A member of the Virginia Tech community since 2006, Gabriele is well known for his courses centered on popular-culture phenomena such as the television series “Game of Thrones” and the video game “Dragon Age.” His research and teaching explore other topics as well, such as religion, violence, and apocalypse, whether based in the Middle Ages or the modern world.

“Matt’s wide-ranging academic interests are a definite strength for a department that takes such a holistic approach to issues facing humanity,” said Rosemary Blieszner, dean of the College of Liberal Arts and Human Sciences. “His rapport with students is evident, and his natural leadership abilities make him an effective advocate for faculty members as well.”

Gabriele is the author of “An Empire of Memory: The Legend of Charlemagne, the Franks, and Jerusalem before the First Crusade,” published by Oxford University Press. For this work, the Southeastern Medieval Association awarded him Best First Book in 2013.

For the same publisher, he is preparing his latest manuscript, “Prophecy, Apocalypse, and the Intellectual Transformation of the Medieval West.” Adding to his credentials, he has co-edited several books, writes for many journals, and serves as a contributing columnist for Forbes.

While at Virginia Tech, Gabriele has received numerous honors, including, most recently from the College of Liberal Arts and Human Sciences, the 2017 Jerome Niles Faculty Research Award, which he also accepted in 2010. He has received accolades in areas as varied as teaching excellence, global partnership sustainability, and departmental diversity. Other honors include an inaugural membership in the Academy of Faculty Leadership.

From 2014 to 2017, Gabriele served as the faculty principal for the university’s Residential College at West Ambler Johnston. He said his administrative experience there helped prepare him for chair of the Department of Religion and Culture.

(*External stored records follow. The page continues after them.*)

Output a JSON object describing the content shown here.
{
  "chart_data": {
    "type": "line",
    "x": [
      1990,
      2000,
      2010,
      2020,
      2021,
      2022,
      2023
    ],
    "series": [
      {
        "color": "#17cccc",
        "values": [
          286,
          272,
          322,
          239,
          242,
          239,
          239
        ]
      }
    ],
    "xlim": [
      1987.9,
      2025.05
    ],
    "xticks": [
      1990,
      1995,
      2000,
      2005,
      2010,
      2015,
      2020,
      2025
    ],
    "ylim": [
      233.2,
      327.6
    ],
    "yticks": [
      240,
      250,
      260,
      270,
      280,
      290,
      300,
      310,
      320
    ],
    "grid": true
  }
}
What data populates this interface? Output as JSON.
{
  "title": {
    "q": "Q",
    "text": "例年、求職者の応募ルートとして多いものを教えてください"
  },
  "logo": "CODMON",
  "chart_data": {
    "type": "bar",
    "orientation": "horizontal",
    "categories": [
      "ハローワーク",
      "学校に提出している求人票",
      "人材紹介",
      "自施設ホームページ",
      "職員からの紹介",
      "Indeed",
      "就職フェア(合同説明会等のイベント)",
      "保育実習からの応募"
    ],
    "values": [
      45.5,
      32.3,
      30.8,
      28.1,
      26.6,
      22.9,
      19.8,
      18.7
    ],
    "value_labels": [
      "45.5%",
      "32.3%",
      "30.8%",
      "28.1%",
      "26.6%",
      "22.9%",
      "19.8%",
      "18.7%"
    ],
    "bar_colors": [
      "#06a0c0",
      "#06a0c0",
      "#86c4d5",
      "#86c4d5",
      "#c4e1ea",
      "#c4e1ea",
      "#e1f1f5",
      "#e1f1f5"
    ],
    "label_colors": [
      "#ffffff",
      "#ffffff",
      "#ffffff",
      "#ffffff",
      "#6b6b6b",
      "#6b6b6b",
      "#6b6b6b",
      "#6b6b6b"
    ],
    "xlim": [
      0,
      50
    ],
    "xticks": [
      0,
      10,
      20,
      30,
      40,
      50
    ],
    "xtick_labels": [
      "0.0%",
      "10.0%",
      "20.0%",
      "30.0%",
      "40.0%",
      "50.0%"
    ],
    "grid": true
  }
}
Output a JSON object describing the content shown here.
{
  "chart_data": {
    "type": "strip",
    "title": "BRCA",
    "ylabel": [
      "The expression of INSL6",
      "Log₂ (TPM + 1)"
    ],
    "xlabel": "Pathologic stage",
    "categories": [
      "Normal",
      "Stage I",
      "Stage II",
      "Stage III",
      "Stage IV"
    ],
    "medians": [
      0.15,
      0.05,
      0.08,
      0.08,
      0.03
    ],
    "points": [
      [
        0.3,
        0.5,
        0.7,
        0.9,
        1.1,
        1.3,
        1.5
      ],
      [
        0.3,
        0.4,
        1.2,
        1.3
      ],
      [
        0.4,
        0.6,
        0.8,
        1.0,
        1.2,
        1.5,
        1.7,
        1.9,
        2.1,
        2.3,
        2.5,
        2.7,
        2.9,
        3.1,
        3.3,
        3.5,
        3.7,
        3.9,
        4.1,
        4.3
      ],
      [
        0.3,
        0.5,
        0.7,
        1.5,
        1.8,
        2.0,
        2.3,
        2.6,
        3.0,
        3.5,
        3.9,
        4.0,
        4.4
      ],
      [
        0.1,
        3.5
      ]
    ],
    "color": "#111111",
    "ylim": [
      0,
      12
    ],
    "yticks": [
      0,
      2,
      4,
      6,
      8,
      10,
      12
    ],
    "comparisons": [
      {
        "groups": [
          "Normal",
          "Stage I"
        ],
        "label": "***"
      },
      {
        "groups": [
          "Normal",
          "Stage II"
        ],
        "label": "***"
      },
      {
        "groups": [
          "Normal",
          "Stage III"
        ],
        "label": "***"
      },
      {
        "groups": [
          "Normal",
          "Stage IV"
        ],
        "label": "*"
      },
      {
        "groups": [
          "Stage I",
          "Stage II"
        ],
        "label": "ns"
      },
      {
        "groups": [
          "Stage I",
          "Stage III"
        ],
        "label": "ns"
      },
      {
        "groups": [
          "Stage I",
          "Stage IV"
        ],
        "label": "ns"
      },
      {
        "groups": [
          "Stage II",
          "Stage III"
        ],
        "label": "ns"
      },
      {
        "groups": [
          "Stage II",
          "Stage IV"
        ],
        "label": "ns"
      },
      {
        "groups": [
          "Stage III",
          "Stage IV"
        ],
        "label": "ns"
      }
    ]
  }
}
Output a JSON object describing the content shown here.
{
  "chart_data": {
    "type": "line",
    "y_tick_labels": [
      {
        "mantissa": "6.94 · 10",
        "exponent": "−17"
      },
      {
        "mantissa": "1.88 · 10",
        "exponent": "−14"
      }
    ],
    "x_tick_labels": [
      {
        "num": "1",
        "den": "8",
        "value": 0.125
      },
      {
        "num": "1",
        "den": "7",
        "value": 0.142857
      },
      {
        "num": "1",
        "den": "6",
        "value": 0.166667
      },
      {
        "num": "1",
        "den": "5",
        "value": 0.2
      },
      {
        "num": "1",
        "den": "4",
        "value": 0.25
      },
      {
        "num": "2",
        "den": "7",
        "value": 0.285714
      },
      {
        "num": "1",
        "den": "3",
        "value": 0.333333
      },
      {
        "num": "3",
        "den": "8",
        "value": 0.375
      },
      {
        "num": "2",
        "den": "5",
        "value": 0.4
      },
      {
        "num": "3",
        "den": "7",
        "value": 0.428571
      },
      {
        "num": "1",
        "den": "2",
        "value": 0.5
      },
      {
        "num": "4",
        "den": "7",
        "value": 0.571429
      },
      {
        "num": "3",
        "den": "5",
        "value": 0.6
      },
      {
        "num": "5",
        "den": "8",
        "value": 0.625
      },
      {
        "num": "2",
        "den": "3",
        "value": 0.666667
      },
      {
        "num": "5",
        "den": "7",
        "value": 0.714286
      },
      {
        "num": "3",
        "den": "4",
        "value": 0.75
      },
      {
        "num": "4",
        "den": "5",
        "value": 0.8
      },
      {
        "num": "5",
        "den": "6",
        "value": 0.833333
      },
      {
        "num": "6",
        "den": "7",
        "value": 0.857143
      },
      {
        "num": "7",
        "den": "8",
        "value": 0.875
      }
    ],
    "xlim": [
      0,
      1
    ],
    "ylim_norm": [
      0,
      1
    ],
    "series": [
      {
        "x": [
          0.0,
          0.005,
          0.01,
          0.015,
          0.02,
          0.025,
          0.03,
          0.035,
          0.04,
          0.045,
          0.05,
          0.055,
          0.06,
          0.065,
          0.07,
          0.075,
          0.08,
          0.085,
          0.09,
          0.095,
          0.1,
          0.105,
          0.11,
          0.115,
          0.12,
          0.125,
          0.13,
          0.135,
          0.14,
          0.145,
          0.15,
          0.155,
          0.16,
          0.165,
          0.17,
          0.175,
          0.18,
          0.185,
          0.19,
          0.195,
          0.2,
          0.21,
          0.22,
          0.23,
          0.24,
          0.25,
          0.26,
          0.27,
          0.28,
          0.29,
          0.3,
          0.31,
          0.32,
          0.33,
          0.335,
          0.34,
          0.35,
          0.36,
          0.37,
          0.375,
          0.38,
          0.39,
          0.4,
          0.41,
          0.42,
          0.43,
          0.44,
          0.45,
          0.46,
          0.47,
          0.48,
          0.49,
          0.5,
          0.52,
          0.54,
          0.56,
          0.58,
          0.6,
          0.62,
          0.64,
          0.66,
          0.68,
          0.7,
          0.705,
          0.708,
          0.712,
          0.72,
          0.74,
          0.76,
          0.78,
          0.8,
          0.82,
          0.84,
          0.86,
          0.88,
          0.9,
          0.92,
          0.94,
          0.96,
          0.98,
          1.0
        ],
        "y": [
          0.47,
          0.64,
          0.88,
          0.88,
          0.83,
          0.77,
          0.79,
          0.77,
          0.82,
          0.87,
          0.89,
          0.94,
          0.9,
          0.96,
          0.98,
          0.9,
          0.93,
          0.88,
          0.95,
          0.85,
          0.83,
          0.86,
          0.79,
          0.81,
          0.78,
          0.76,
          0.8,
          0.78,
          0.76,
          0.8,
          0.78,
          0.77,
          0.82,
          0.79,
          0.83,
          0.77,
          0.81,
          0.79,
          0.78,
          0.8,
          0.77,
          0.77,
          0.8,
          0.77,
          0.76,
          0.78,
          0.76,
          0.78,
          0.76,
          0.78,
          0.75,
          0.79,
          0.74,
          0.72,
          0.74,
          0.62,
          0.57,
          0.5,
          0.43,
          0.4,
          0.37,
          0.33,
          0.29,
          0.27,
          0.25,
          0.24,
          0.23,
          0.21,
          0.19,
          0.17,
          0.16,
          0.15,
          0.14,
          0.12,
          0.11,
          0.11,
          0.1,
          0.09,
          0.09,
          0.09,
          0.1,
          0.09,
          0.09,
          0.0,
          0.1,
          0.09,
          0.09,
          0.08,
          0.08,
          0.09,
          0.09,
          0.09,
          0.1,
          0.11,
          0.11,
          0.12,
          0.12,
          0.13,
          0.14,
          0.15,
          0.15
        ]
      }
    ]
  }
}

“The core mission there was about working with students,” he said. “That’s what I really enjoy: talking to them and helping them define their career goals.”

In addition, he used that position to support other faculty members’ successes, which he looks forward to pursuing in his new role.

“We’re a small department, but we do interesting, awesome stuff,” he said. “I want to help the faculty and students do more of that. It can be research, teaching, or outreach through the spirit of a land-grant university and Ut Prosim.”

Ut Prosim, the university’s motto, translates to “That I May Serve.”

Gabriele has also been a visiting researcher in religion and politics at the Westfälische Wilhelms-Universität Münster and, prior to joining the faculty at Virginia Tech, a lecturer at the University of California, Berkeley. He received his master’s and doctoral degrees from the University of California, Berkeley, and his bachelor’s degree from the University of Delaware.

Gabriele’s department at Virginia Tech offers an undergraduate degree in religion and culture and, in collaboration with the School of Visual Arts, an interdisciplinary master’s degree in material culture and public humanities. He looks forward to working with students in both programs.

“These degrees delve into all the questions we explore in the department,” Gabriele said.  “How, for example, do we engage globally as intellectuals? And how do we make meaning out of our findings?”